[PATCH] D45532: [StaticAnalyzer] Checker to find uninitialized fields after a constructor call

Mon May 28 03:36:31 PDT 2018

Szelethus marked 4 inline comments as done.
Szelethus added a comment.

I decided to mark the inline comments in `isPointerOrReferenceUninit` regarding the dereferencing loop termination done for now. I left several TODO's in the function to be fixed later, with many of them depending on one another, so fixing them all or many at once would probably be the best solution.

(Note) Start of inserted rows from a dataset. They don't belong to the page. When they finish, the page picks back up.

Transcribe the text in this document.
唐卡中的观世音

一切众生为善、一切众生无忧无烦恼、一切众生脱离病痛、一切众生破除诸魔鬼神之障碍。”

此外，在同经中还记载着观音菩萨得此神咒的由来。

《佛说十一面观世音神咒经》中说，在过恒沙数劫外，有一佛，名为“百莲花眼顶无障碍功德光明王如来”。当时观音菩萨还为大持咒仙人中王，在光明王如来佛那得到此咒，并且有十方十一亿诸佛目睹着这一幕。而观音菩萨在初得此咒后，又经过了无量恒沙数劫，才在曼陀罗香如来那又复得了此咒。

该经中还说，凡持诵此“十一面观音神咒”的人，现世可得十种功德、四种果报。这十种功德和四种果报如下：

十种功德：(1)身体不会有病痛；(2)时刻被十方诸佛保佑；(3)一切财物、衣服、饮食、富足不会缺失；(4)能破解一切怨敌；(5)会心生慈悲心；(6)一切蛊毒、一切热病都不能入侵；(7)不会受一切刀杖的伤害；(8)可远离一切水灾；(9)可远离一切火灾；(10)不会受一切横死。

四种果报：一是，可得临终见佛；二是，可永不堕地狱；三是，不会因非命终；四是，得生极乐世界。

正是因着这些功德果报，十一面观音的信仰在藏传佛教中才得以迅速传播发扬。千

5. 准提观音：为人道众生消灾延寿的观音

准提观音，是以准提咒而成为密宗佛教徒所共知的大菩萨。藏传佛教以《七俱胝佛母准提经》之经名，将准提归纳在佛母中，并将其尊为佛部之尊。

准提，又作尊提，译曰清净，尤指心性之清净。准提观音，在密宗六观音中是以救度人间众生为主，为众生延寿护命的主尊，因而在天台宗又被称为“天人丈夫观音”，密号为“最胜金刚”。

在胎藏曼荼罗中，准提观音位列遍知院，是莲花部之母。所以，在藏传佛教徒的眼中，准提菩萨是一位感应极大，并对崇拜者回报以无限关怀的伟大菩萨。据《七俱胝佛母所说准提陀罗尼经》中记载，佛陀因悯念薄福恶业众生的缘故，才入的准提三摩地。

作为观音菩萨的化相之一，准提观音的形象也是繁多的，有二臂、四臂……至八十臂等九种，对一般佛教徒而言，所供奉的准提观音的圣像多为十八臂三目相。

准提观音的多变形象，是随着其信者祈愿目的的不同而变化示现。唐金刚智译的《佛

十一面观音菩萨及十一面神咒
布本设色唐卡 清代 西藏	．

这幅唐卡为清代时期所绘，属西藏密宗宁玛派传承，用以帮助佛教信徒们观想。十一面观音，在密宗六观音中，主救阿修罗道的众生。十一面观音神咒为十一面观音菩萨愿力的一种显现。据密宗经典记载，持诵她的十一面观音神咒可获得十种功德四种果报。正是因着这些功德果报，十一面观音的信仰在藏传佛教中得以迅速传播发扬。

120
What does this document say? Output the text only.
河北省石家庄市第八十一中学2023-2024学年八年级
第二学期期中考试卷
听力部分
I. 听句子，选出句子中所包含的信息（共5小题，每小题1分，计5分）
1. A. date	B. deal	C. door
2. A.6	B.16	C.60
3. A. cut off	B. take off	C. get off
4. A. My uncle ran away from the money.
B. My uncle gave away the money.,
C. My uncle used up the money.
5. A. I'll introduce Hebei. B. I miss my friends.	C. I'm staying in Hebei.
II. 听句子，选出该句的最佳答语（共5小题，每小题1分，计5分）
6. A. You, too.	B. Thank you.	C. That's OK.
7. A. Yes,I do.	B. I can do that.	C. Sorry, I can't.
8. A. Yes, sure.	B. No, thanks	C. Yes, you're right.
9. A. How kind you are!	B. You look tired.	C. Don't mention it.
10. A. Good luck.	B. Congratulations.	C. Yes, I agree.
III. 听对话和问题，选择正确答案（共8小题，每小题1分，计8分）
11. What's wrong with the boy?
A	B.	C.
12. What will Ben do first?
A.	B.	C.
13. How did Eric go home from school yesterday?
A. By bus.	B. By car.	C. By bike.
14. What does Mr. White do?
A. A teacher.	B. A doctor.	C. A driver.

I left two conversations "not done" (fatal/nonfatal errors and base classes), but if I may, do you have any other objections?

================
Comment at: lib/StaticAnalyzer/Checkers/UninitializedObjectChecker.cpp:223-225
+  ExplodedNode *Node = Context.generateNonFatalErrorNode(Context.getState());
+  if (!Node)
+    return;
----------------
NoQ wrote:
> Szelethus wrote:
> > NoQ wrote:
> > > I suspect that a fatal error is better here. We don't want the user to receive duplicate report from other checkers that catch uninitialized values; just one report is enough.
> > I think that would be a bad idea. For example, this checker shouts so loudly while checking the LLVM project, it would practically halt the analysis of the code, reducing the coverage, which means that checkers other then uninit value checkers would "suffer" from it.
> > 
> > However, I also think that having multiple uninit reports for the same object might be good, especially with this checker, as it would be very easy to see where the problem originated from.
> > 
> > What do you think?
> Well, i guess that's the reason to not use the checker on LLVM. Regardless of fatal/nonfatal warnings, enabling this checker on LLVM regularly would be a bad idea because it's unlikely that anybody will be able to fix all the false positives to make it usable. And for other projects that don't demonstrate many false positives, this shouldn't be a problem.
> 
> In order to indicate where the problem originates from, we have our bug reporter visitors that try their best to add such info directly to the report. In particular, @george.karpenkov's recent `NoStoreFuncVisitor` highlights functions in which a variable was //not// initialized but was probably expected to be. Not sure if it highlights constructors in its current shape, but that's definitely a better way to give this piece of information to the user because it doesn't make the user look for a different report to understand the current report.
LLVM is a special project in the fact that almost every part of it is so performance critical, that leaving many fields uninit matters. However, I would believe that in most projects, only a smaller portion of the code would be like that.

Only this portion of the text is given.